Peristiwa Dipicu pada 2 Februari 2001 dimana Menteri Kehakiman dan Hak Asasi Manusia Yusril Ihza Mahendra mengumumkan permintaan agar Gus Dur mundur dari kursi kepresidenan.
Disini titik awal upaya Pelemahan Gus Dur secara politik, lebih pantasnya kudeta politik. 20 Juli-2001, Amien Rais menyatakan bahwa Sidang Istimewa MPR akan dimajukan pada 23 Juli.

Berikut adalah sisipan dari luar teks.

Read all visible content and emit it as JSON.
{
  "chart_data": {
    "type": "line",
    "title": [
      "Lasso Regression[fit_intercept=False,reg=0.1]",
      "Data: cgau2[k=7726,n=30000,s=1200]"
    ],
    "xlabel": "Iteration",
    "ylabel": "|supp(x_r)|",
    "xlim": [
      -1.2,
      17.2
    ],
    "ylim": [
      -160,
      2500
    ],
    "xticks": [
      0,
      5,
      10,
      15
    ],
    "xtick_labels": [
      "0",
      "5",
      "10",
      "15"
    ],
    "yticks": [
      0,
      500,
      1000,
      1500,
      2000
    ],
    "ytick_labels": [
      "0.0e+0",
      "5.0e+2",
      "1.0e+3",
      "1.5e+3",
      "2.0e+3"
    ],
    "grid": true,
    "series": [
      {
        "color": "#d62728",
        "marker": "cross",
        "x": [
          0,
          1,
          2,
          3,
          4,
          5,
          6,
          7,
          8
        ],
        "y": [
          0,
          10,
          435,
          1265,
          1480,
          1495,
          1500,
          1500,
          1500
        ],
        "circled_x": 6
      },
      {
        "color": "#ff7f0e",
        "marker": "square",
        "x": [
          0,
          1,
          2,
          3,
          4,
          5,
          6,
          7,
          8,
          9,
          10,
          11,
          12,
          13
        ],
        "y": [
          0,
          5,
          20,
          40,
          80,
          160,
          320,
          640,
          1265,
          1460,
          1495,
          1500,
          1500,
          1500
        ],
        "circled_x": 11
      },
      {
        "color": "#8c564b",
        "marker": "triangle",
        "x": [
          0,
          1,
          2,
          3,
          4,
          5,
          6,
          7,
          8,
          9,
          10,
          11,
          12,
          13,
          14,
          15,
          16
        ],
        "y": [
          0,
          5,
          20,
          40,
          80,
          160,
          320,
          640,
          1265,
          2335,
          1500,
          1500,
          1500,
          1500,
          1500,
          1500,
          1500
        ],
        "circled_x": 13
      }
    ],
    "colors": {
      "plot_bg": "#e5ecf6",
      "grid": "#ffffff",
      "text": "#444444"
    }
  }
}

Kemudian 21 Juli Gus Dur presiden sekaligus Panglima Tertinggi Angkatan Perang Umumkan Negara dalam Keadaan Darurat untuk menyikapi tensi politik. Namun hal itu tidak didukung oleh petinggi TNI/Polri Panglima TNI Laksamana Widodo A.S, dan Kapolri S. Bimantoro.
Gus Dur mencium adanya subordinasi politik dan mengancam bakal mengeluarkan Dekrit.
Ketegangan politik membuat Gus Dur membentuk tim 7 yang diketuai SBY (Susilo Bambang Yudhoyono) yang pada waktu itu menjabat Menteri Koordinator Bidang Politik, Sosial, dan Keamanan termasuk salah satu anggotanya adalah Rizal Ramli (RR).
Tim 7 dibentuk sebagai upaya memulihkan keamanan, ketertiban, dan penegakan hukum.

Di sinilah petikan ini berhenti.